Son günler de yaşananlar:
Amerika sessiz kalsa da, Avrupa’nın çok hareketli olduğunu gören GENÇLER;
kendi geleceğini biraz daha sert araştırmaya yöneldi.
Araştıran, sorgulayan ‘Gençlik’:
Atatürk ve ay-yıldızlı bayrağımız dışında hiçbir şeyin altına sığınma gereği duymadı. Milliyetçilik duyguları ve vatansever çizgisine devam ederken, ümmetçilikten kopan çoğunluktaydı.
En güzeli Türk bayrağını ellerinden düşürmeyen gençlerdi.

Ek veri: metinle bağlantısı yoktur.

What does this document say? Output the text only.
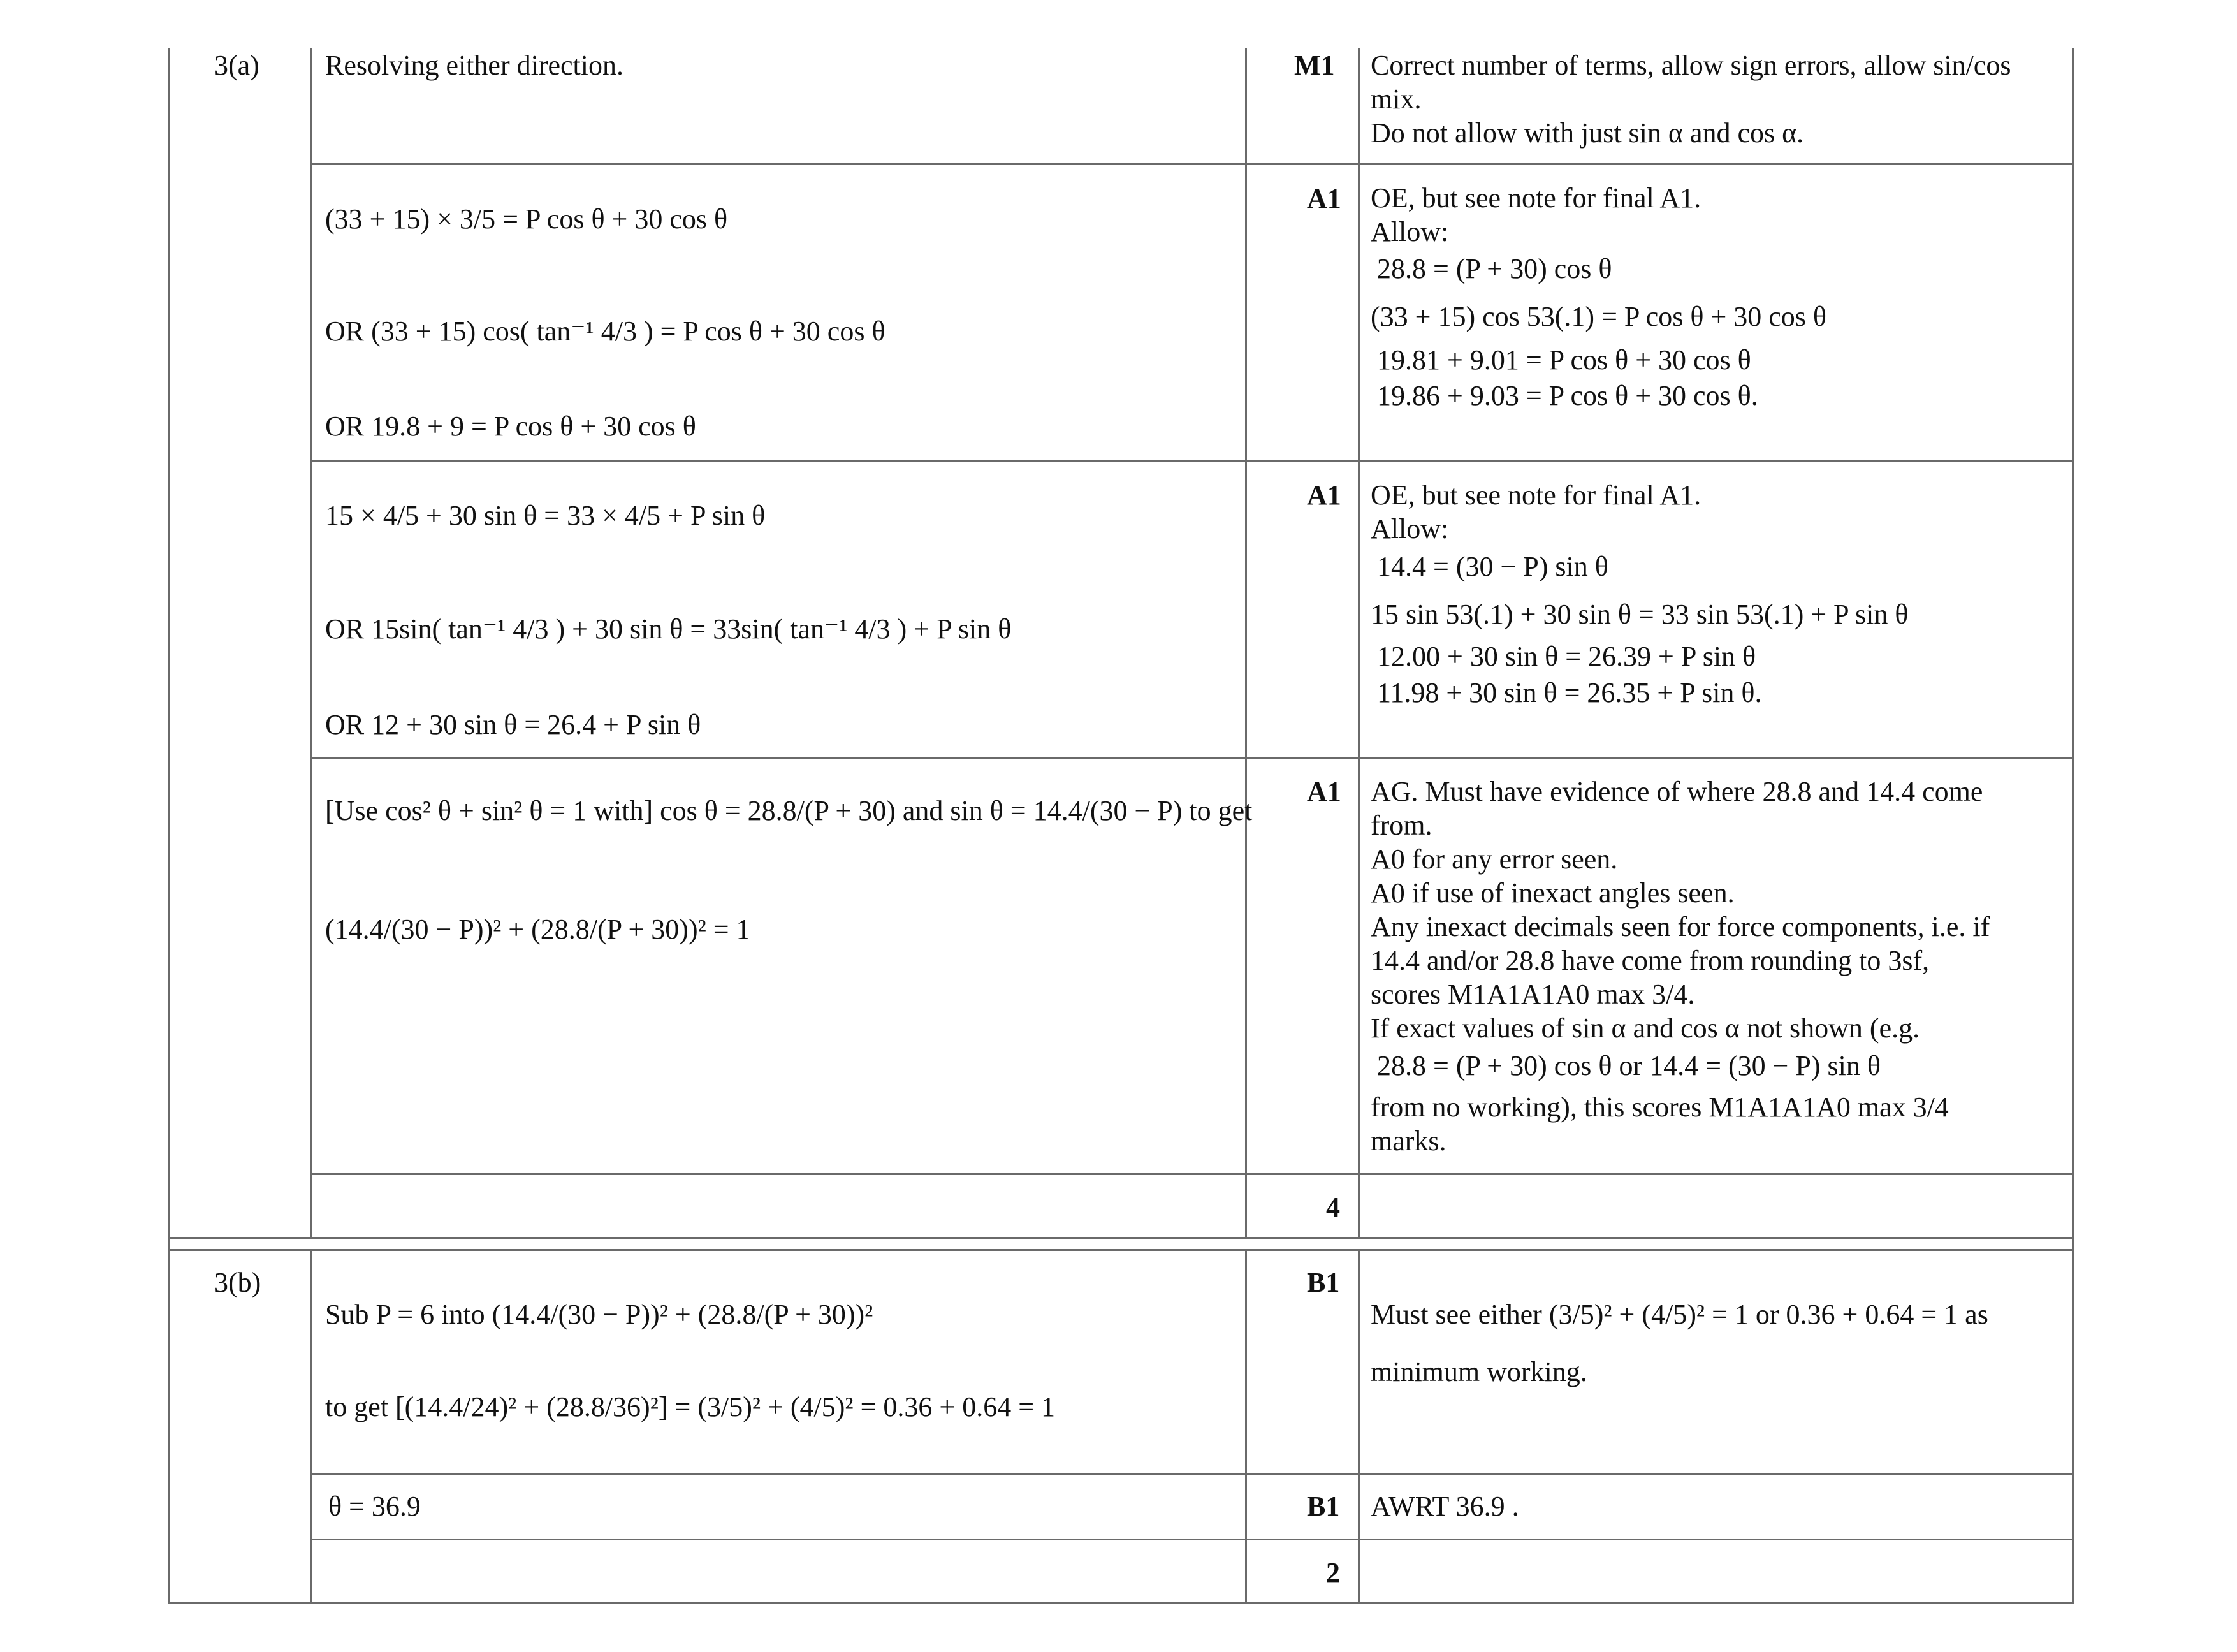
3(a) Resolving either direction.	M1 Correct number of terms, allow sign errors, allow sin/cos
mix.
Do not allow with just sin α and cos α.
(33 + 15) × 3/5 = P cos θ + 30 cos θ
OR (33 + 15) cos( tan⁻¹ 4/3 ) = P cos θ + 30 cos θ
OR 19.8 + 9 = P cos θ + 30 cos θ
A1 OE, but see note for final A1.
Allow:
28.8 = (P + 30) cos θ
(33 + 15) cos 53(.1) = P cos θ + 30 cos θ
19.81 + 9.01 = P cos θ + 30 cos θ
19.86 + 9.03 = P cos θ + 30 cos θ.
15 × 4/5 + 30 sin θ = 33 × 4/5 + P sin θ
OR 15sin( tan⁻¹ 4/3 ) + 30 sin θ = 33sin( tan⁻¹ 4/3 ) + P sin θ
OR 12 + 30 sin θ = 26.4 + P sin θ
A1 OE, but see note for final A1.
Allow:
14.4 = (30 − P) sin θ
15 sin 53(.1) + 30 sin θ = 33 sin 53(.1) + P sin θ
12.00 + 30 sin θ = 26.39 + P sin θ
11.98 + 30 sin θ = 26.35 + P sin θ.
[Use cos² θ + sin² θ = 1 with] cos θ = 28.8/(P + 30) and sin θ = 14.4/(30 − P) to get
(14.4/(30 − P))² + (28.8/(P + 30))² = 1
A1 AG. Must have evidence of where 28.8 and 14.4 come
from.
A0 for any error seen.
A0 if use of inexact angles seen.
Any inexact decimals seen for force components, i.e. if
14.4 and/or 28.8 have come from rounding to 3sf,
scores M1A1A1A0 max 3/4.
If exact values of sin α and cos α not shown (e.g.
28.8 = (P + 30) cos θ or 14.4 = (30 − P) sin θ
from no working), this scores M1A1A1A0 max 3/4
marks.
4
3(b)
Sub P = 6 into (14.4/(30 − P))² + (28.8/(P + 30))²
to get [(14.4/24)² + (28.8/36)²] = (3/5)² + (4/5)² = 0.36 + 0.64 = 1
B1
Must see either (3/5)² + (4/5)² = 1 or 0.36 + 0.64 = 1 as
minimum working.
θ = 36.9	B1 AWRT 36.9 .
2
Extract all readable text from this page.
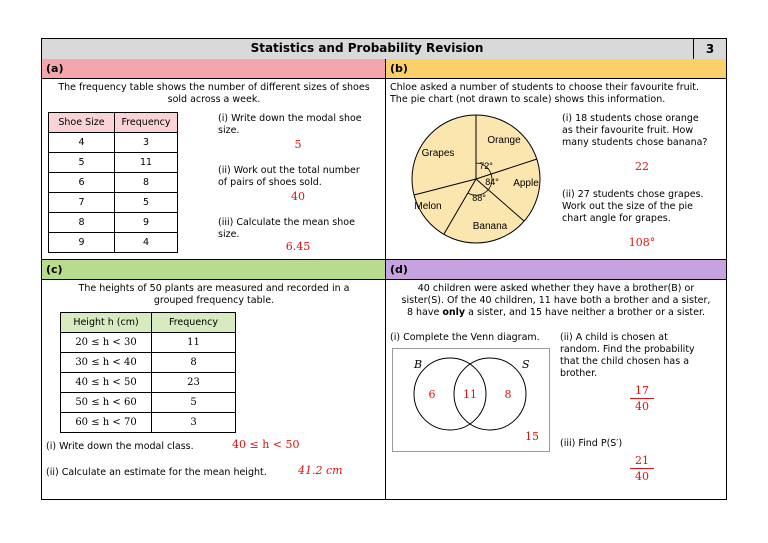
Statistics and Probability Revision	3
(a)
The frequency table shows the number of different sizes of shoes
sold across a week.
Shoe Size	Frequency
4	3
5	11
6	8
7	5
8	9
9	4
(i) Write down the modal shoe
size.
5
(ii) Work out the total number
of pairs of shoes sold.
40
(iii) Calculate the mean shoe
size.
6.45
(b)
Chloe asked a number of students to choose their favourite fruit.
The pie chart (not drawn to scale) shows this information.
Grapes
Orange
Apple
Melon
Banana
72°
84°
88°
(i) 18 students chose orange
as their favourite fruit. How
many students chose banana?
22
(ii) 27 students chose grapes.
Work out the size of the pie
chart angle for grapes.
108°
(c)
The heights of 50 plants are measured and recorded in a
grouped frequency table.
Height h (cm)	Frequency
20 ≤ h < 30	11
30 ≤ h < 40	8
40 ≤ h < 50	23
50 ≤ h < 60	5
60 ≤ h < 70	3
(i) Write down the modal class.	40 ≤ h < 50
(ii) Calculate an estimate for the mean height.	41.2 cm
(d)
40 children were asked whether they have a brother(B) or
sister(S). Of the 40 children, 11 have both a brother and a sister,
8 have only a sister, and 15 have neither a brother or a sister.
(i) Complete the Venn diagram.
B	S
6	11	8
15
(ii) A child is chosen at
random. Find the probability
that the child chosen has a
brother.
17
40
(iii) Find P(S′)
21
40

Onlar ki hilafet bayrakları açmadı. Başka ayrıştırıcı sembolleri ellerine almadı. Her yer kırmızı-beyazdı.
Onlar ki gerçekten ‘taleplerini duyurmak’ isteyen halktı ve sürecin gerçek kazananıydı.
Halkın demokratik talepleri de ortada.
Tabii yaşadığımız sürecin siyaseten başka kazanan, kaybeden ve arafta (arada) kalanları da var.
Kazananlar:
Muharrem İnce: Sahalara döndü. Az ama öz konuştu. “Yine konuşsa” dedirtti. İnce’den “Reloading” (Yeniden yükleniyor) havası bende oluştu.
Şu dönemde iyi hatibe ihtiyaç var.
Ümit Özdağ: Hapisteyken daha etkili muhalefet yürüttü. Sözü, meydanlardan daha çok yankılandı. Sağdan sola oyunu artırdı.
Özgür Özel: Çok hızlı ve akılcı kararlar aldı.
Kaybedenler:
İktidar ve üyeleri: Toplumun geniş kesimlerinde daha yüksek sesle konuşulur oldu.
İlaveten:
Kemal Kılıçdaroğlu: CHP’nin “abisi” olamadı. Genel başkanlık konusunda hâlâ “beklemede” havası yaratıyor.
Meral Akşener: Adeta buhar oldu.
Arafta kalanlar:
Mansur Yavaş: Biraz “görev icabı” hissiyatı yarattı.
Müsavat Dervişoğlu: “ Sandığı boykot” dedi. Ama tam da iktidarın en çok istediği şeyi dile getirdi.
Ve bazı sanatçılar:
Tarkan, Cem Yılmaz, Yılmaz Erdoğan gibi etkili isimler suskun kaldı.
Hatta: Duman ve Mor ve Ötesi muhalif çizgilerini korudu. Hatta Duman’ın “Kufi” (kapalı- kısıtlanmış) şarkısı yeniden dillere düştü.
Burası Türkiye, sancılı topraklar, deprem olur, sel olur, yangın olur, terör olur, ağıtlar arasında kaybolur gider diyebilirsiniz.
Gençler: Provoke olmadan toplumsal farkındalığı, kendi kendine oluşan partiler üstü güç birliğini unutturmayacaklarını düşünenlerdenim.